Singapore Burning 第四部 (つづき)

21 (クアラルンプールの明け渡し)
 スリム川の激戦の頃、連合軍南西太平洋最高司令官、ウェイベル大将が、ジャワで行われる、英米蘭軍事会議出席の途次、シンガポールを初めて訪れた。かれは、前泊のラングーンで空襲に遇い、危うく命を落とすところだった。翌日、大将は、オーストラリアのハドソン機に搭乗し、クアラルンプールの北にある、ヒースの第3軍団司令部を視察した。折柄、スチュワートとセルビーが疲れきった兵士の点呼を行っていた。ウェイベルの心中にはパーシバルに対する不信感が芽生えた。
 英軍にとって、土地を奪われることよりも、人員と兵器の損耗が痛かった。パーシバルは中央マレーの放棄を決断した。ヒースもジョホールへの撤退を主張していた。新しい防衛線は、ジョホール州の北部、西はムアール川のインド洋河口、東はセガマットを経て、南シナ海岸のマーシングを結ぶ約100マイルとなる。クアラルンプール、ポートスェッテンハム、マラッカなど、英領マレーの王冠の宝石は放棄されるのである。
 これ以上の日本軍上陸が予期されない東岸を守る豪州兵を統率するベネット将軍は不満だった。西方諸部隊との交代を希望したが、輸送能力の問題、また輸送中の空爆の懸念から、パーシバルは反対だった。ウェイベルは北アフリカ、シリア、レバノンの奮戦で豪州兵を評価しており、とくにベネットの剛勇を気に入っていた。軍隊秩序で上官の意思を無視することはタブーだったが、ウェイベルはパーシバルに相談せず、ベネット指揮下の一旅団をジョホールの西に配置することにした。これは西方軍と呼ばれることになった。
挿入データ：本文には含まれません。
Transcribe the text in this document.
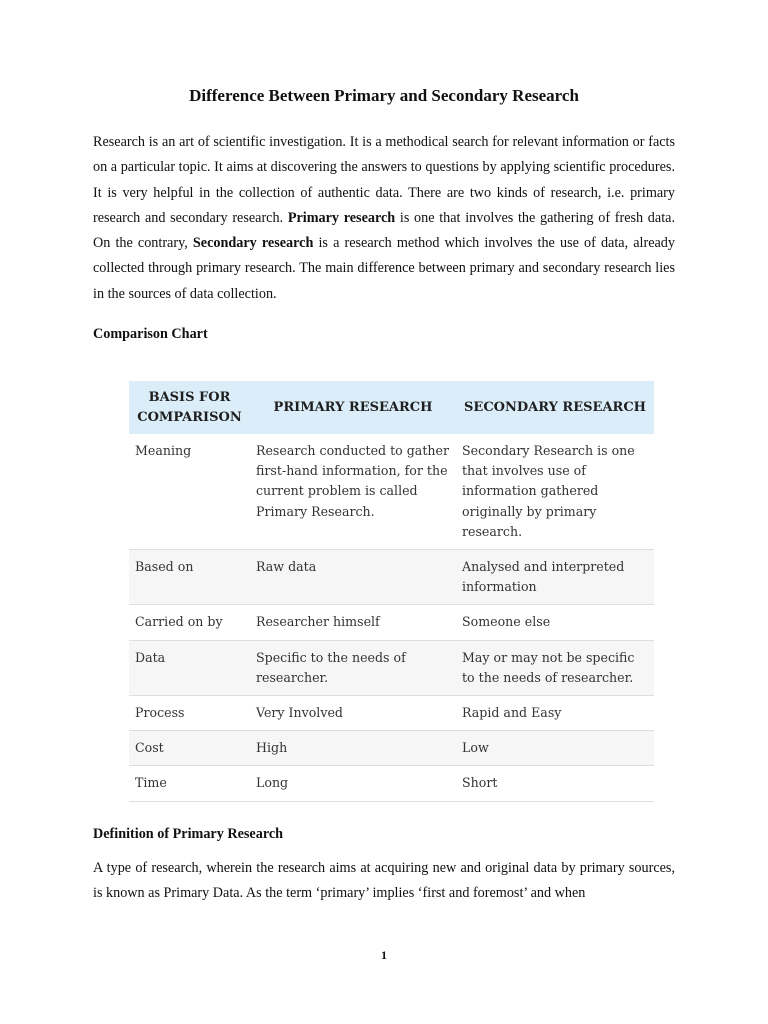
Difference Between Primary and Secondary Research

Research is an art of scientific investigation. It is a methodical search for relevant information or facts on a particular topic. It aims at discovering the answers to questions by applying scientific procedures. It is very helpful in the collection of authentic data. There are two kinds of research, i.e. primary research and secondary research. Primary research is one that involves the gathering of fresh data. On the contrary, Secondary research is a research method which involves the use of data, already collected through primary research. The main difference between primary and secondary research lies in the sources of data collection.

Comparison Chart
BASIS FOR COMPARISON	PRIMARY RESEARCH	SECONDARY RESEARCH
Meaning	Research conducted to gather first-hand information, for the current problem is called Primary Research.	Secondary Research is one that involves use of information gathered originally by primary research.
Based on	Raw data	Analysed and interpreted information
Carried on by	Researcher himself	Someone else
Data	Specific to the needs of researcher.	May or may not be specific to the needs of researcher.
Process	Very Involved	Rapid and Easy
Cost	High	Low
Time	Long	Short
Definition of Primary Research

A type of research, wherein the research aims at acquiring new and original data by primary sources, is known as Primary Data. As the term ‘primary’ implies ‘first and foremost’ and when

1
 撤退部隊の後衛は焦土戦術を取りはじめた。いたるところに爆発物の罠がしかけられた。現地人は昨日までの温情的な統治者のわがまま息子のような振舞いに困惑した。ウェイベルの、クアラルンプールは1月11日までしかもたない、という予言はそのとおりになった。ヒースの部隊は、日の出までに完全撤退した。日本軍の入城は午前8時半だった。その48時間ほど前から無秩序状態が現出し、殺人、レイプ、略奪もいささか起こっていた。
 ウェイベルはバタビアに向かった。お供は参謀長のヘンリー・ポーノル中将である。かれは、ウェイベルがパーシバルに不満を持っていることに気づいていたが、その後任に自分が指名されなかったことを喜んでいた。ダフ・クーパーもシンガポールを離れようとしていた。ウェイベルはとどまって欲しいと懇願したが、クーパーは、もはや自分の仕事と権威がここにはない、と言った。クーパーが良ければ、チャーチルに電報を打って、シェントン・トマスを帰し、クーパーを総督にすることは容易だったが、クーパーは「包囲」を目前にして逃げ出したかったのだ。逃げ出し病は蔓延していた。ゴードン・ベネットも例外ではなかったようだ。長年その副官を務めた、ジェームズ・タイヤー大佐は、「両大戦間、将軍は民間人で、勲章によりかかり、戦術の勉強は何もしていない、直観、運、空想にたよっている」人物と評している。